Rz. 506

Die Vermutungsbasis, dass eine Betriebsänderung nach § 111 BetrVG vorlag und für die Kündigung des Arbeitnehmers kausal war und dass der Arbeitnehmer ordnungsgemäß in einem Interessenausgleich benannt ist, hat dabei der Arbeitgeber substantiiert darzulegen und ggf. zu beweisen.[517]

 

Rz. 507

Die Wirkungen des § 1 Abs. 5 S. 1 und 2 KSchG treten nur ein, wenn die Arbeitnehmer, denen gekündigt werden soll, "in einem Interessenausgleich zwischen Arbeitgeber und Betriebsrat namentlich bezeichnet" sind. Diese Voraussetzung ist nicht nur erfüllt, wenn die Namensliste im Text des nach § 112 Abs. 1 S. 1 BetrVG schriftlich niederzulegenden Interessenausgleichs enthalten ist, sondern auch dann, wenn Interessenausgleich und Namensliste eine Urkunde bilden, die insgesamt dem Schriftformerfordernis der §§ 125, 126 BGB genügt.[518] Wird die Namensliste getrennt von dem Interessenausgleich erstellt, reicht es aus, wenn sie von den Betriebsparteien unterzeichnet ist und in ihr oder im Interessenausgleich auf sie Bezug genommen ist.

 

Rz. 508

Der Interessenausgleich kann, um die Wirkungen des § 1 Abs. 5 KSchG auszulösen, noch nach seinem Abschluss zeitnah um eine Namensliste ergänzt werden.[519] Wann eine zeitnahe Ergänzung des Interessenausgleichs vorliegt, kann nach der Auffassung des BAG nicht durch eine starre Regelfrist bestimmt werden. Entscheidend sind die Umstände des Einzelfalls. Ausgangspunkt ist der in § 1 Abs. 5 S. 1 KSchG verdeutlichte Wille des Gesetzgebers, wonach sich Interessenausgleich und Namensliste als einheitliche Urkunde darstellen müssen. Die Anforderung einer zeitnahen Ergänzung soll daher ebenso wie das Erfordernis einer inhaltlichen Bezugnahme sicherstellen, dass ein hinreichender Zusammenhang zwischen der Namensliste und dem Interessenausgleich besteht. Dieser Zusammenhang kann sich in zeitlicher Hinsicht beispielsweise aus fortdauernden Verhandlungen der Betriebsparteien über die Erstellung einer Namensliste ergeben. Die Grenze bildet der Ausspruch der Kündigung.[520]

 

Rz. 509

Ob die nachträgliche Ergänzung des Interessenausgleichs um eine Namensliste i.S.v. § 1 Abs. 5 KSchG voraussetzt, dass eine solche Möglichkeit bereits im Interessenausgleich angelegt ist, kann nach der Auffassung des BAG ebenfalls dahinstehen.[521]

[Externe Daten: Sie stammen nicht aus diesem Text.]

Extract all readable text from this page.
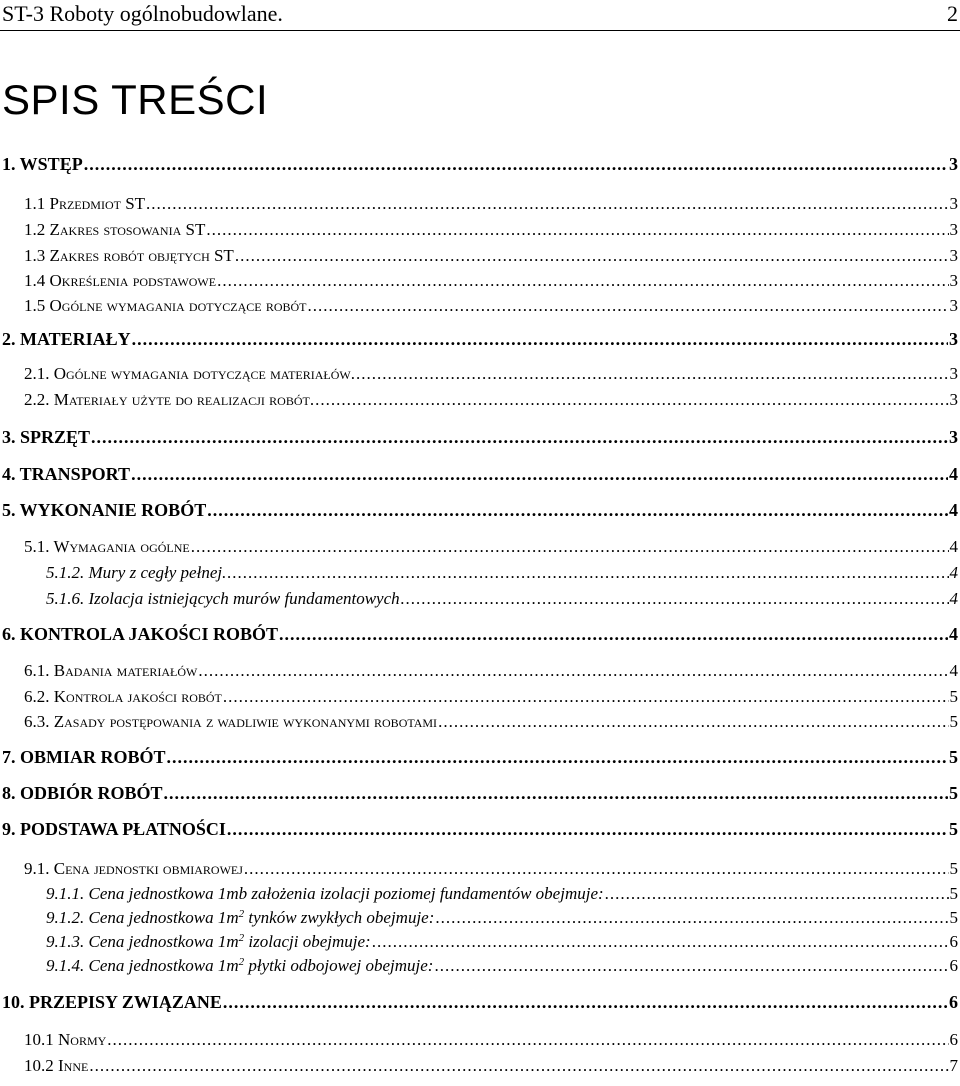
ST-3 Roboty ogólnobudowlane.	2
SPIS TREŚCI
1. WSTĘP .....	3
1.1 Przedmiot ST .....	3
1.2 Zakres stosowania ST .....	3
1.3 Zakres robót objętych ST .....	3
1.4 Określenia podstawowe .....	3
1.5 Ogólne wymagania dotyczące robót .....	3
2. MATERIAŁY .....	3
2.1. Ogólne wymagania dotyczące materiałów. .....	3
2.2. Materiały użyte do realizacji robót. .....	3
3. SPRZĘT .....	3
4. TRANSPORT .....	4
5. WYKONANIE ROBÓT .....	4
5.1. Wymagania ogólne .....	4
5.1.2. Mury z cegły pełnej. .....	4
5.1.6. Izolacja istniejących murów fundamentowych .....	4
6. KONTROLA JAKOŚCI ROBÓT .....	4
6.1. Badania materiałów .....	4
6.2. Kontrola jakości robót .....	5
6.3. Zasady postępowania z wadliwie wykonanymi robotami .....	5
7. OBMIAR ROBÓT .....	5
8. ODBIÓR ROBÓT .....	5
9. PODSTAWA PŁATNOŚCI .....	5
9.1. Cena jednostki obmiarowej .....	5
9.1.1. Cena jednostkowa 1mb założenia izolacji poziomej fundamentów obejmuje: .....	5
9.1.2. Cena jednostkowa $1m^2$ tynków zwykłych obejmuje: .....	5
9.1.3. Cena jednostkowa $1m^2$ izolacji obejmuje: .....	6
9.1.4. Cena jednostkowa $1m^2$ płytki odbojowej obejmuje: .....	6
10. PRZEPISY ZWIĄZANE .....	6
10.1 Normy .....	6
10.2 Inne .....	7
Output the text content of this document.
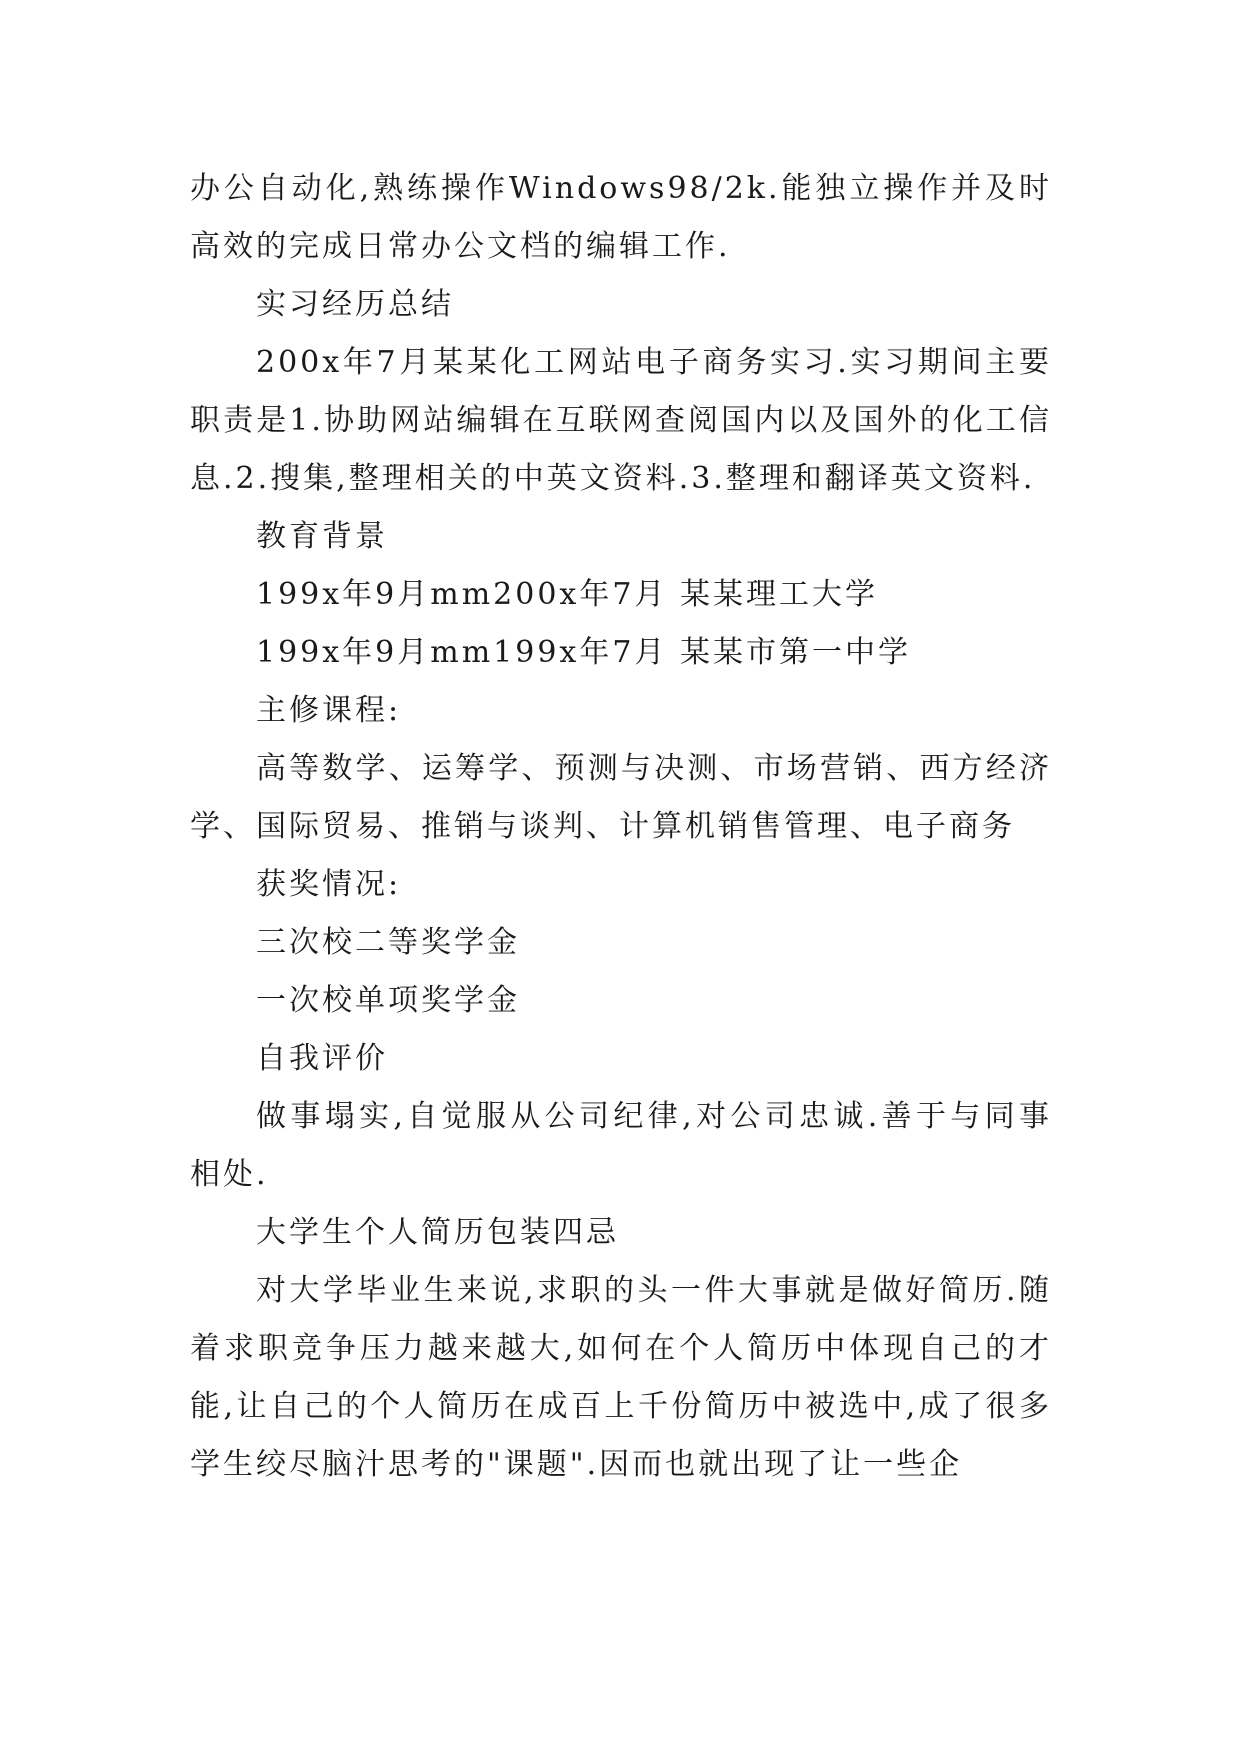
办公自动化,熟练操作Windows98/2k.能独立操作并及时高效的完成日常办公文档的编辑工作.

实习经历总结

200x年7月某某化工网站电子商务实习.实习期间主要职责是1.协助网站编辑在互联网查阅国内以及国外的化工信息.2.搜集,整理相关的中英文资料.3.整理和翻译英文资料.

教育背景

199x年9月mm200x年7月 某某理工大学

199x年9月mm199x年7月 某某市第一中学

主修课程:

高等数学、运筹学、预测与决测、市场营销、西方经济学、国际贸易、推销与谈判、计算机销售管理、电子商务

获奖情况:

三次校二等奖学金

一次校单项奖学金

自我评价

做事塌实,自觉服从公司纪律,对公司忠诚.善于与同事相处.

大学生个人简历包装四忌

对大学毕业生来说,求职的头一件大事就是做好简历.随着求职竞争压力越来越大,如何在个人简历中体现自己的才能,让自己的个人简历在成百上千份简历中被选中,成了很多学生绞尽脑汁思考的"课题".因而也就出现了让一些企
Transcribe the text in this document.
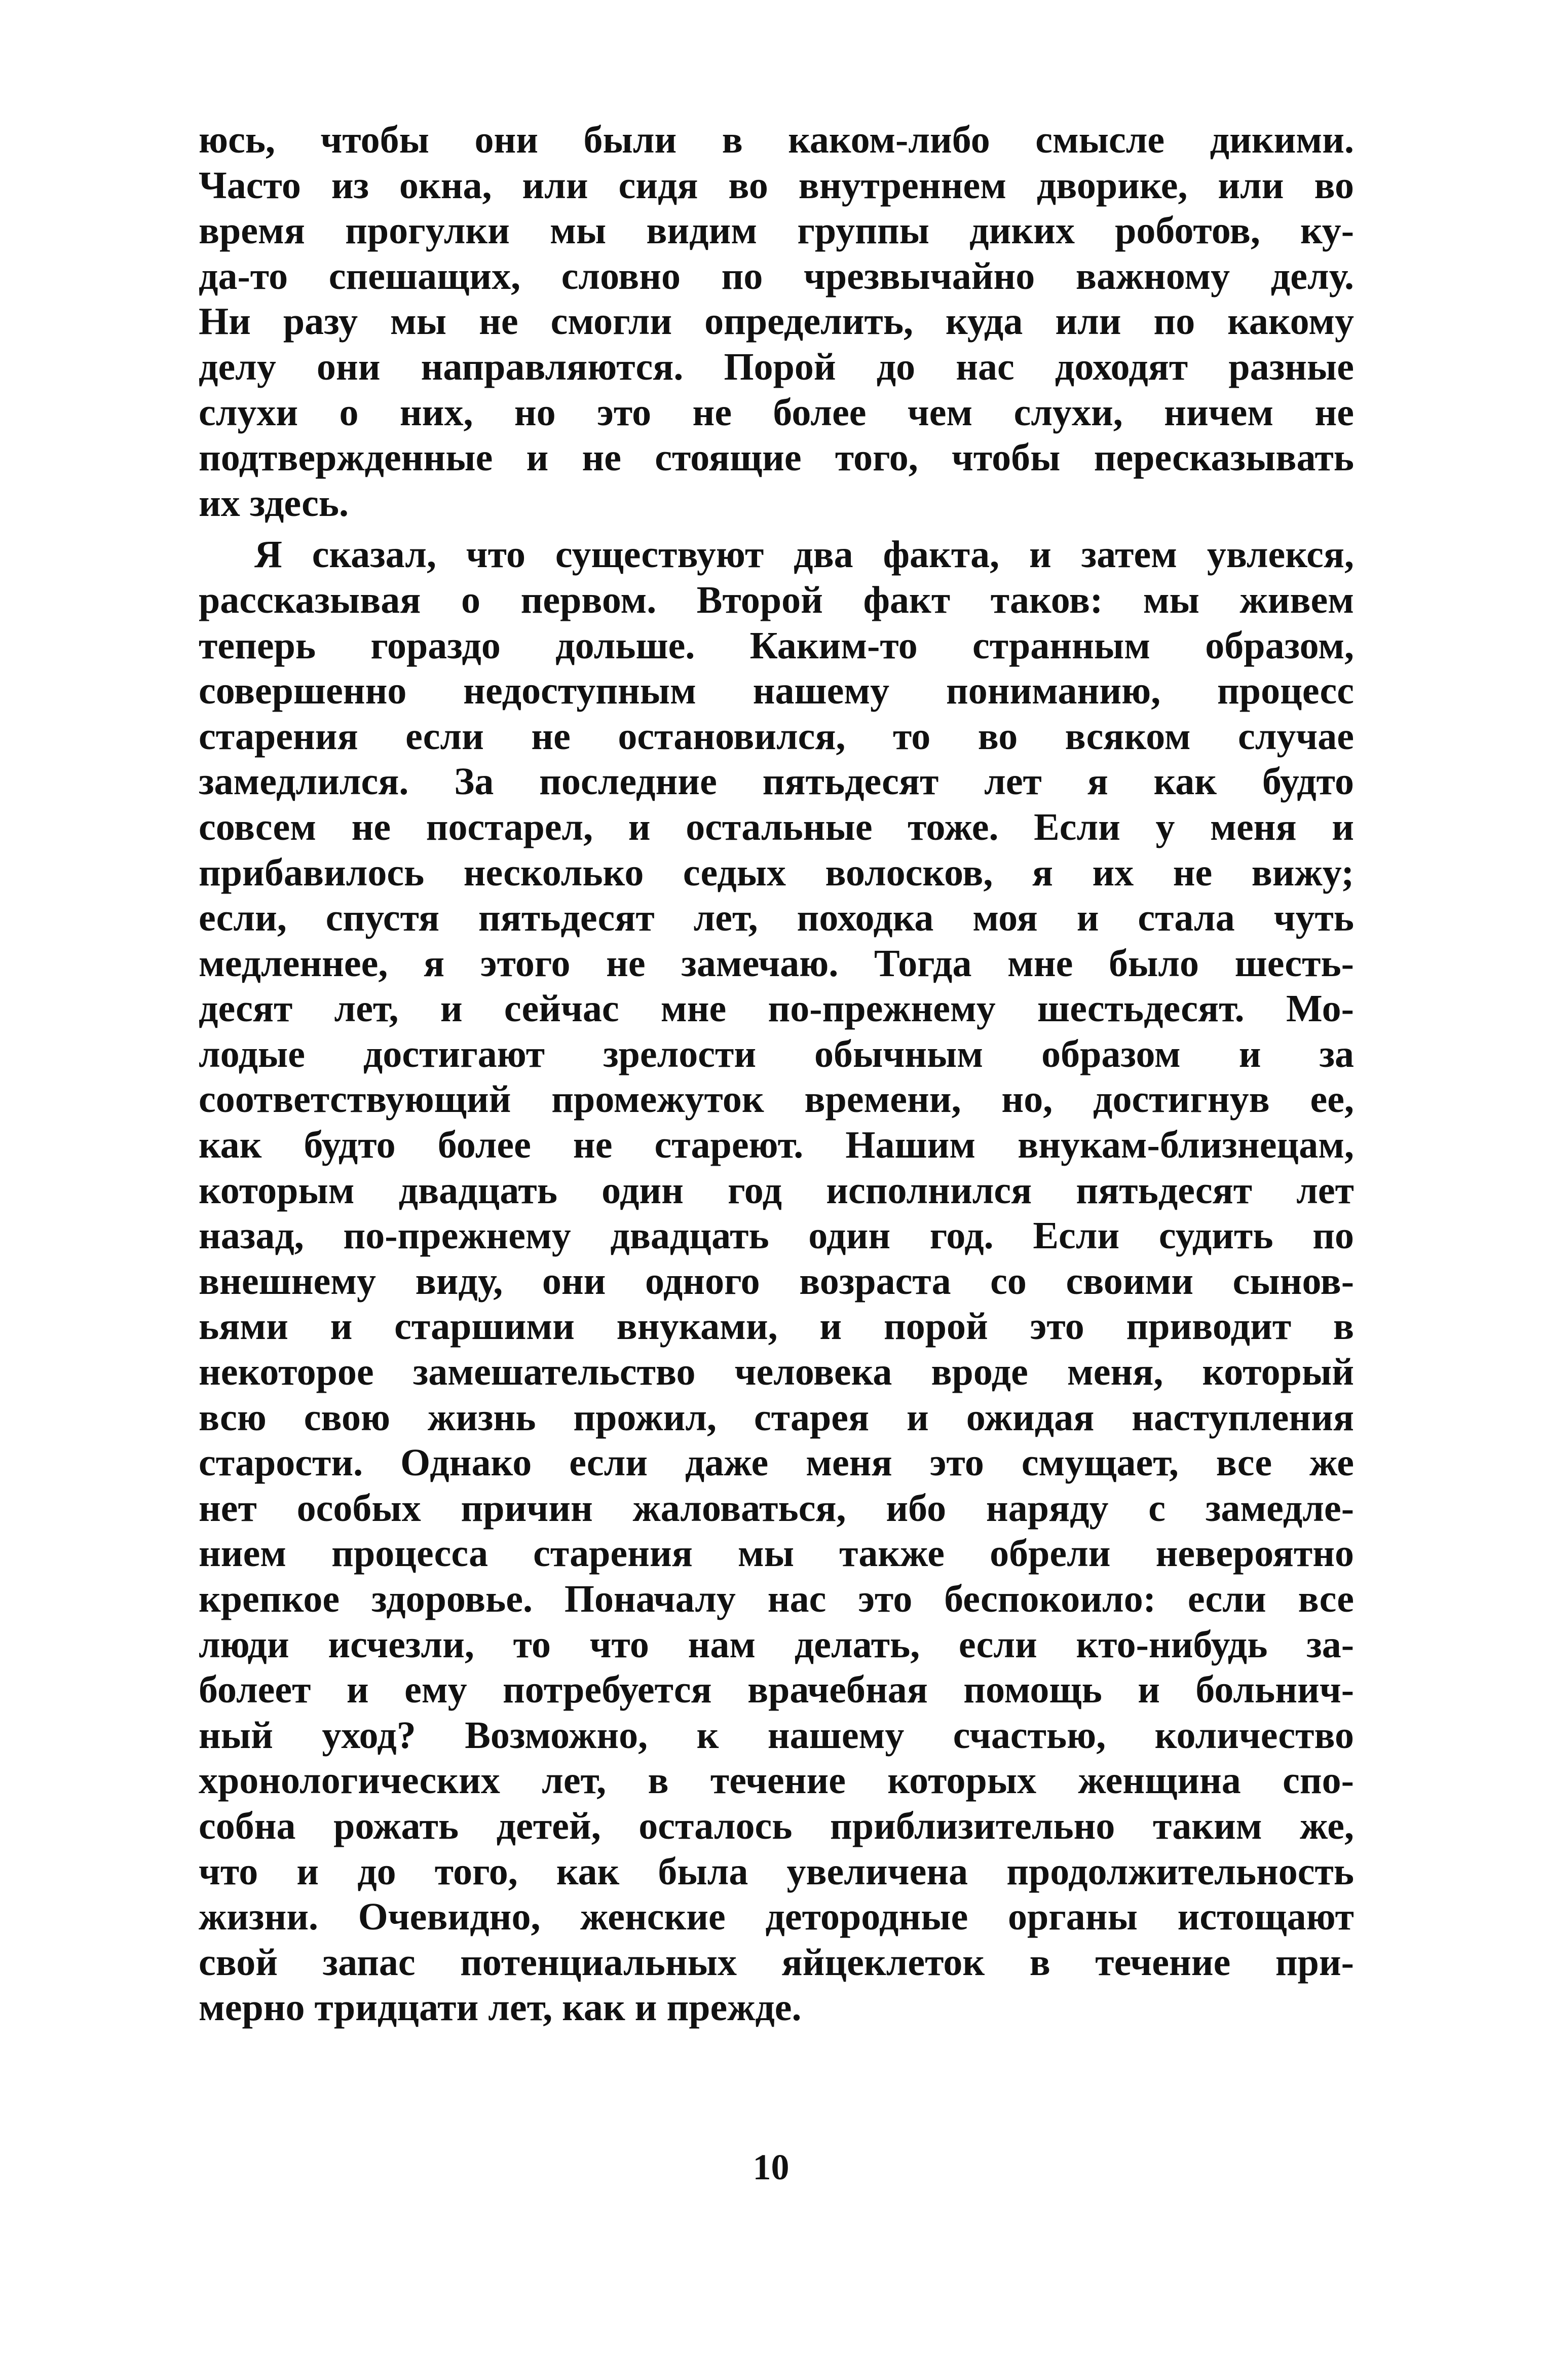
юсь, чтобы они были в каком-либо смысле дикими.
Часто из окна, или сидя во внутреннем дворике, или во
время прогулки мы видим группы диких роботов, ку-
да-то спешащих, словно по чрезвычайно важному делу.
Ни разу мы не смогли определить, куда или по какому
делу они направляются. Порой до нас доходят разные
слухи о них, но это не более чем слухи, ничем не
подтвержденные и не стоящие того, чтобы пересказывать
их здесь.
Я сказал, что существуют два факта, и затем увлекся,
рассказывая о первом. Второй факт таков: мы живем
теперь гораздо дольше. Каким-то странным образом,
совершенно недоступным нашему пониманию, процесс
старения если не остановился, то во всяком случае
замедлился. За последние пятьдесят лет я как будто
совсем не постарел, и остальные тоже. Если у меня и
прибавилось несколько седых волосков, я их не вижу;
если, спустя пятьдесят лет, походка моя и стала чуть
медленнее, я этого не замечаю. Тогда мне было шесть-
десят лет, и сейчас мне по-прежнему шестьдесят. Мо-
лодые достигают зрелости обычным образом и за
соответствующий промежуток времени, но, достигнув ее,
как будто более не стареют. Нашим внукам-близнецам,
которым двадцать один год исполнился пятьдесят лет
назад, по-прежнему двадцать один год. Если судить по
внешнему виду, они одного возраста со своими сынов-
ьями и старшими внуками, и порой это приводит в
некоторое замешательство человека вроде меня, который
всю свою жизнь прожил, старея и ожидая наступления
старости. Однако если даже меня это смущает, все же
нет особых причин жаловаться, ибо наряду с замедле-
нием процесса старения мы также обрели невероятно
крепкое здоровье. Поначалу нас это беспокоило: если все
люди исчезли, то что нам делать, если кто-нибудь за-
болеет и ему потребуется врачебная помощь и больнич-
ный уход? Возможно, к нашему счастью, количество
хронологических лет, в течение которых женщина спо-
собна рожать детей, осталось приблизительно таким же,
что и до того, как была увеличена продолжительность
жизни. Очевидно, женские детородные органы истощают
свой запас потенциальных яйцеклеток в течение при-
мерно тридцати лет, как и прежде.
10
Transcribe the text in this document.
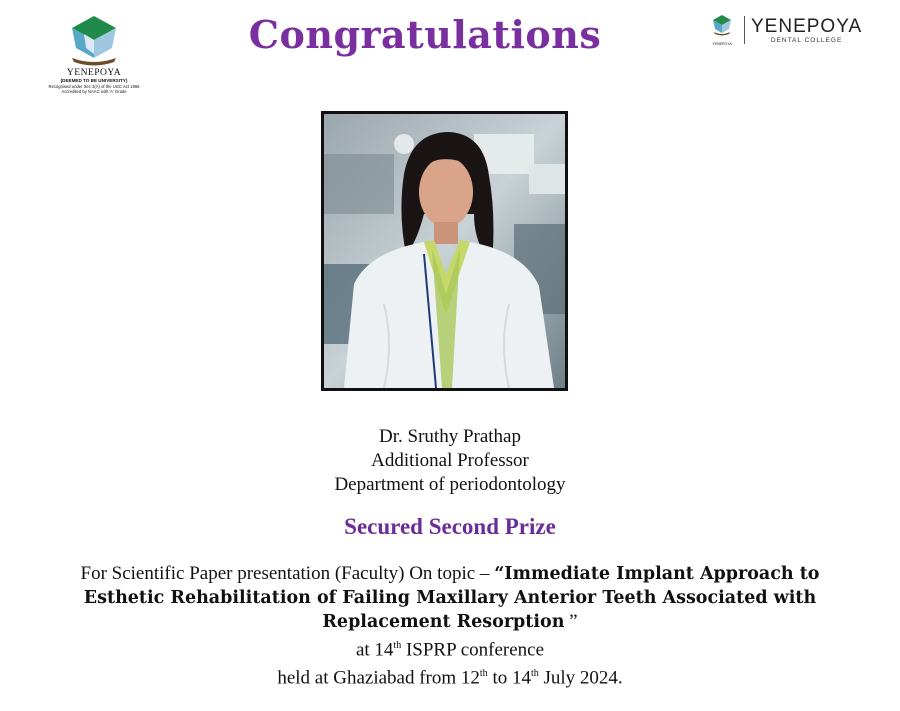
YENEPOYA
(DEEMED TO BE UNIVERSITY)
Recognised under Sec 3(A) of the UGC Act 1956
Accredited by NAAC with 'A' Grade
Congratulations	YENEPOYA
YENEPOYA
DENTAL COLLEGE
Dr. Sruthy Prathap
Additional Professor
Department of periodontology
Secured Second Prize
For Scientific Paper presentation (Faculty) On topic – “Immediate Implant Approach to
Esthetic Rehabilitation of Failing Maxillary Anterior Teeth Associated with
Replacement Resorption ”
at 14th ISPRP conference
held at Ghaziabad from 12th to 14th July 2024.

[517] BAG v. 22.1.2004 – 2 AZR 111/02, AP BetrVG 1972 § 112 Namensliste Nr. 1 = EzA KSchG § 1 Interessenausgleich Nr. 11; BAG v. 7.5.1998 – 2 AZR 55/98, BAGE 88, 375.
[518] BAG v. 6.7.2006 – 2 AZR 520/05, AP KSchG 1969 § 1 Nr. 80 = EzA KSchG § 1 Soziale Auswahl Nr. 68; BAG v. 22.1.2004 – 2 AZR 111/02, AP BetrVG 1972 § 112 Namensliste Nr. 1 = EzA KSchG § 1 Interessenausgleich Nr. 11.
[519] BAG v. 22.1.2004 – 2 AZR 111/02, AP BetrVG 1972 § 112 Namensliste Nr. 1 = EzA KSchG § 1 Interessenausgleich Nr. 11; BAG v. 26.3.2009 – 2 AZR 296/07, NZA 2009, 1151.
[520] Vgl. insoweit bspw. APS/Kiel § 1 KSchG Rn 797; ErfK/Gallner, § 125 InsO Rn 2.
[521] BAG v. 26.3.2009 – 2 AZR 296/07, NZA 2009, 1151; befürwortend bspw. Eylert/Schinz, AE 2004, 219, 226 f.